Joe Artis, who had three swimmers at this year’s meet, is one of the parents that has attended the Black Heritage Meet or the Black Nationals, every year since its inception. According to Artis, whose daughters swim for the Theresa Banks Swim Club in Prince Georges County, MD, from the beginning the meet was “fun, very well organized and disciplined.” Like many parents in attendance Artis finds the Black Nationals as a bit of a reprieve from the usual swim competitions where Black swimmers and their parents stand out like the proverbial flies in the buttermilk. As Artis joked, at those other meets it’s not difficult to keep up with his children, “but I’m having trouble finding my kids here.”

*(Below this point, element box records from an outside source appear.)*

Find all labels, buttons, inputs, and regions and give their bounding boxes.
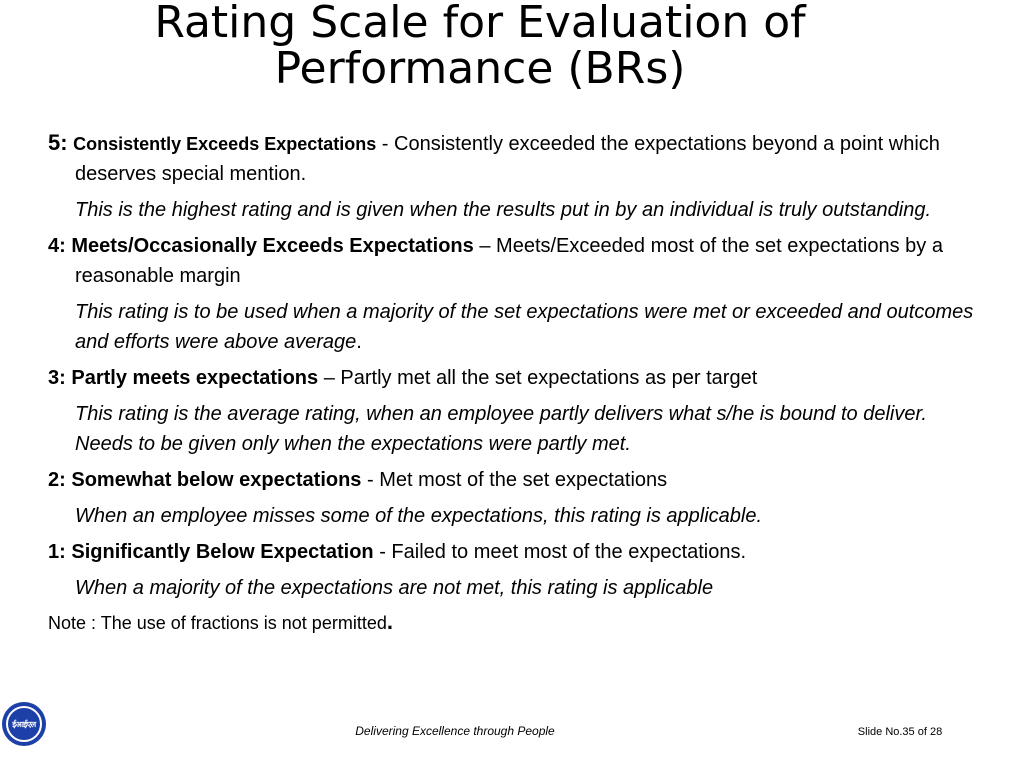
rating-number: 3:	[48, 367, 66, 389]
logo-text: ईआईएल	[12, 719, 36, 729]
rating-list: 5: Consistently Exceeds Expectations - C…	[48, 128, 978, 654]
rating-heading: 5: Consistently Exceeds Expectations - C…	[48, 128, 978, 189]
rating-number: 5:	[48, 130, 68, 155]
company-logo: ईआईएल	[2, 702, 46, 746]
note: Note : The use of fractions is not permi…	[48, 609, 978, 636]
rating-label: Meets/Occasionally Exceeds Expectations	[71, 235, 474, 257]
note-period: .	[386, 609, 393, 634]
rating-description: This is the highest rating and is given …	[75, 199, 932, 221]
rating-heading: 4: Meets/Occasionally Exceeds Expectatio…	[48, 231, 978, 291]
rating-description: When an employee misses some of the expe…	[75, 505, 763, 527]
note-text: Note : The use of fractions is not permi…	[48, 613, 387, 633]
rating-text: Meets/Exceeded most of the set expectati…	[75, 235, 943, 287]
rating-number: 1:	[48, 541, 66, 563]
rating-heading: 2: Somewhat below expectations - Met mos…	[48, 465, 978, 495]
rating-item-4: 4: Meets/Occasionally Exceeds Expectatio…	[48, 231, 978, 357]
rating-separator: –	[318, 367, 341, 389]
rating-separator: -	[376, 133, 395, 155]
rating-text: Consistently exceeded the expectations b…	[75, 133, 940, 185]
rating-item-2: 2: Somewhat below expectations - Met mos…	[48, 465, 978, 531]
rating-label: Consistently Exceeds Expectations	[73, 134, 377, 154]
slide-title: Rating Scale for Evaluation of Performan…	[154, 0, 806, 94]
rating-description: This rating is the average rating, when …	[75, 403, 927, 455]
rating-heading: 1: Significantly Below Expectation - Fai…	[48, 537, 978, 567]
rating-item-3: 3: Partly meets expectations – Partly me…	[48, 363, 978, 459]
rating-label: Partly meets expectations	[71, 367, 319, 389]
rating-number: 2:	[48, 469, 66, 491]
rating-text: Met most of the set expectations	[379, 469, 668, 491]
rating-separator: –	[473, 235, 497, 257]
rating-text: Partly met all the set expectations as p…	[340, 367, 758, 389]
rating-number: 4:	[48, 235, 66, 257]
slide-number: Slide No.35 of 28	[857, 726, 943, 738]
rating-heading: 3: Partly meets expectations – Partly me…	[48, 363, 978, 393]
rating-separator: -	[373, 541, 392, 563]
rating-description: When a majority of the expectations are …	[75, 577, 714, 599]
logo-ring: ईआईएल	[6, 706, 42, 742]
rating-label: Significantly Below Expectation	[71, 541, 374, 563]
rating-description-suffix: .	[356, 331, 362, 353]
rating-description: This rating is to be used when a majorit…	[48, 297, 978, 357]
rating-label: Somewhat below expectations	[71, 469, 362, 491]
rating-text: Failed to meet most of the expectations.	[391, 541, 747, 563]
rating-item-1: 1: Significantly Below Expectation - Fai…	[48, 537, 978, 603]
footer-tagline: Delivering Excellence through People	[355, 724, 555, 738]
rating-item-5: 5: Consistently Exceeds Expectations - C…	[48, 128, 978, 225]
rating-description-text: This rating is to be used when a majorit…	[75, 301, 974, 353]
rating-separator: -	[361, 469, 380, 491]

As with previous years, the swimmers were feted by appearances by Cullen Jones, the American Record Holder in the 50-Meter Freestyle and 2008 Olympic Gold-Medal winner and Maritza Correia, 2004 Olympic Silver medalist. Both swimmers signed autographs for the younger swimmers and Jones participated in an exhibition swim. Correia was the keynote speaker at a Friday morning breakfast, which paid tribute to minority Swimming pioneers. The National Black Heritage Championship is one of the destinations on the Cullen Jones Diversity tour, which is partnered with USA Swimming’s “Make A Splash” program which is committed to raising safety awareness and a grassroots effort to teach minority children to swim. According to “Make a Splash” one of the critical factors related to drowning deaths is not simply race, but also family. In Black families in which the parents do not swim, less than 10% of the children do.

Even with the important work being done by the Black Heritage National Championship and its partners, parent Joe Artis puts an even finer point on the swim meet’s impact. “It’s another opportunity besides football and basketball that swimming gives us,” Artis says, adding that “ I tell people all the time that you’re not gonna get rich swimming, but you can get a college degree.”